On Universal Children’s Day, UN says violence against young hobbles development
Drawing a direct link between violence against children and poverty, United Nations officials marked Universal Children’s Day with a call to make child protection a priority in the global development agenda for the decades to come.
“Violence against children does more than harm individual children, it undermines the fabric of society, affecting productivity, well-being, and prosperity,” UN Children’s Fund (UNICEF) Executive Director Anthony Lake said. “No society can afford to ignore violence against children.”

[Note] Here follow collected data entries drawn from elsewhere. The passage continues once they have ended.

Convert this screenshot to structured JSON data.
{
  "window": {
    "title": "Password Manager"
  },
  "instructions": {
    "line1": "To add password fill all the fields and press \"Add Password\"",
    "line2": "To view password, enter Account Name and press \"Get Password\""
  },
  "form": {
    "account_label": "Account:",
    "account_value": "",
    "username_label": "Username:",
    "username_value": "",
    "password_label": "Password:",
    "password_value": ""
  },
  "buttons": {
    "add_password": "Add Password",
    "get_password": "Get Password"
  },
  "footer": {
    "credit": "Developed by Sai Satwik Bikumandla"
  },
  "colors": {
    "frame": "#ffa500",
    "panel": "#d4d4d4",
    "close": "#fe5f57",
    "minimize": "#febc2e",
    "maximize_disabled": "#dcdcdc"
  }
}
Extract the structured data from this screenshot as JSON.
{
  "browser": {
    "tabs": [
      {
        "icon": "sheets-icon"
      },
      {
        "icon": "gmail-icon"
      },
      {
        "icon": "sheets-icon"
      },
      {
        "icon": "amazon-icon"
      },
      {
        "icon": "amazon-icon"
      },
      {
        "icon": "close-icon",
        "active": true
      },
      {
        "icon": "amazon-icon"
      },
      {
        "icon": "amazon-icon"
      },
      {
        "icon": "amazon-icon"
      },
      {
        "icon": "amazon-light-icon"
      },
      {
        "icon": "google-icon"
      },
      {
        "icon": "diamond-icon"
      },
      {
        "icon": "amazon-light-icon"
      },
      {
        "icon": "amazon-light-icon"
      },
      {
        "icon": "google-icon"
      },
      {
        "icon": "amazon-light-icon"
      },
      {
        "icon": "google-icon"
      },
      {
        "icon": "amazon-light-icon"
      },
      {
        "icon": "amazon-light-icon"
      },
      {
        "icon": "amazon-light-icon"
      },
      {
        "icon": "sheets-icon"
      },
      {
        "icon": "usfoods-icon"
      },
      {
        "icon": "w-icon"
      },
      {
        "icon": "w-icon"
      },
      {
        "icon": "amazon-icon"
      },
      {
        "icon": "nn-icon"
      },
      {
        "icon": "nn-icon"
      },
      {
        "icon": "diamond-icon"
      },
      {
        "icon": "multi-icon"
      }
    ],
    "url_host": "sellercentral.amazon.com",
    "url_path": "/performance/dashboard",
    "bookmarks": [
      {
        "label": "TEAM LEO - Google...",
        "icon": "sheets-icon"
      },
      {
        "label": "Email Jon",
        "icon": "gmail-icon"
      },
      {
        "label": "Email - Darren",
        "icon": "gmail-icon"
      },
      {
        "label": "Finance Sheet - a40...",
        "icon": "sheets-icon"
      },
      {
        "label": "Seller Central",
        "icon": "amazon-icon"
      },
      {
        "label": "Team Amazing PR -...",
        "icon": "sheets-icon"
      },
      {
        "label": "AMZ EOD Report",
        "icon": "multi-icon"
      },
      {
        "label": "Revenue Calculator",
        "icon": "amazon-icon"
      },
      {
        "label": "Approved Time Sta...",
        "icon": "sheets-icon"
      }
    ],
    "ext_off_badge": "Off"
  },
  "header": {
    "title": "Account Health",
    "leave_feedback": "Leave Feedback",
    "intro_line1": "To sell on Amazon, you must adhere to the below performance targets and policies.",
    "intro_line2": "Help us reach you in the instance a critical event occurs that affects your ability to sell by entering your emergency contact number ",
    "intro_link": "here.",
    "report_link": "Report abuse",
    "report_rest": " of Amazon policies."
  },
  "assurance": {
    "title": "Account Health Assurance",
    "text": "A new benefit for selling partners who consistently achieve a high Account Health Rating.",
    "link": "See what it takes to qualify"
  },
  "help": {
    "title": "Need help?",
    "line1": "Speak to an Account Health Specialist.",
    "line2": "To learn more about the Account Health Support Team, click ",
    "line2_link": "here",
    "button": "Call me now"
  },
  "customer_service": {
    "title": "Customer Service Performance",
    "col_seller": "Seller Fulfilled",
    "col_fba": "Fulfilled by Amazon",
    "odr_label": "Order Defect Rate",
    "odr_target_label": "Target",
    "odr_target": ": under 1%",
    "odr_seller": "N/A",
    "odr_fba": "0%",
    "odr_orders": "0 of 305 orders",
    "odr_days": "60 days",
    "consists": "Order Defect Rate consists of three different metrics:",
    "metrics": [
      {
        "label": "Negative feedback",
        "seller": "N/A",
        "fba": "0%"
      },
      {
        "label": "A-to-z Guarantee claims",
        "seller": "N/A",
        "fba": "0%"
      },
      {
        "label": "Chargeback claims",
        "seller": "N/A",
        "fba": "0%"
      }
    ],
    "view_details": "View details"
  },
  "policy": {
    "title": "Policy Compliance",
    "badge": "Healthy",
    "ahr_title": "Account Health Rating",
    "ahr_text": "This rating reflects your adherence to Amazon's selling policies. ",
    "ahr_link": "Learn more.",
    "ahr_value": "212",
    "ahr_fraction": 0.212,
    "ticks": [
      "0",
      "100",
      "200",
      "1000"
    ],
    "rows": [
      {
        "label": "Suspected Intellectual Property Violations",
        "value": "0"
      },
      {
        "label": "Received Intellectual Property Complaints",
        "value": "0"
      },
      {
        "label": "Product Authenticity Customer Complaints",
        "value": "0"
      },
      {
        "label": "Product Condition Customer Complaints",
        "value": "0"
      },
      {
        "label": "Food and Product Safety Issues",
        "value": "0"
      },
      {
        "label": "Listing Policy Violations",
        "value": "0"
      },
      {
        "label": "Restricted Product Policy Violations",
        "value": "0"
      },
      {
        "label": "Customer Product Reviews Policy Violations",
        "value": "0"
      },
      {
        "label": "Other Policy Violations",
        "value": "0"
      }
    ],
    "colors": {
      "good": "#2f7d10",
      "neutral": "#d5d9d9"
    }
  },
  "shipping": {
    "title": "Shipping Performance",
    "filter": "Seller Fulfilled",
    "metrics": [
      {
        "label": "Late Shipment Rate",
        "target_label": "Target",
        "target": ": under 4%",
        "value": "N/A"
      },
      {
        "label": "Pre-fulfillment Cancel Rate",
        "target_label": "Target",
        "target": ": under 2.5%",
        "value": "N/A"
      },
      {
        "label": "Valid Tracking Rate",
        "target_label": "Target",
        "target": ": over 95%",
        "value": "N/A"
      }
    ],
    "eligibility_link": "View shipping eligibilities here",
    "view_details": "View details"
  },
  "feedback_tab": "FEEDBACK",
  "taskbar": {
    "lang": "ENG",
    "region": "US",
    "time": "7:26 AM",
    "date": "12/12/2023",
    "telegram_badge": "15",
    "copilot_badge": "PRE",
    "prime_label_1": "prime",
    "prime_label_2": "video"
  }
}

UNICEF noted that violence against children takes many forms, including domestic violence, sexual assault, and harsh disciplinary practices, and often occurs in situations of war and conflict. It can inflict both physical harm and psychological damage on children.
“Too often, abuse occurs in the shadows: undetected, unreported, and - even worse – too often accepted,” Mr. Lake said. “We all have a responsibility to ‘make the invisible, visible’ – from Governments enacting and enforcing laws to prohibit violence against children, to private citizens refusing to be silent when they witness or suspect abuse.”
Universal Children’s Day marks the anniversary of the UN Convention on the Rights of the Child, and five independent UN child rights experts called on Governments to make protection from violence a priority in the post-2015 development agenda and back their commitments with proper funding.
The agenda will succeed the anti-poverty Millennium Development Goals (MDG) programme adopted by a UN Summit in 2000 and scheduled to end in 2015.
“Every day, millions of children are affected by conflict, suffer from violence, neglect, abuse and exploitation at home, in schools, in institutions, in the community and in places where they work. These situations are not inevitable and they can be effectively prevented,” the experts said.
Countries affected by violence tend to lag behind, with higher levels of poverty and malnutrition, poor health and school performance and special risks for vulnerable children including those who migrate or belong to minorities. Violence is often associated with poor rule of law and a culture of impunity. It has far-reaching costs for society, slowing economic development and eroding nations’ human and social capital.
“The post-2015 development agenda should address inequalities that heighten the risks of violence, abuse and exploitation of children. Governments should meet their obligation to protect children from violence,” the experts emphasized.
The five experts `are: Kirsten Sandberg, Chairperson of the UN Committee on the Rights of the Child; Marta Santos Pais, Special Representative of the UN Secretary-General on Violence against Children; Leila Zerrougui, Special Representative of the UN Secretary-General for Children and Armed Conflict; Najat Maalla M’jid, UN Special Rapporteur on the sale of children, child prostitution and child pornography; and Susan Bissell, UNICEF’s Chief of Child Protection.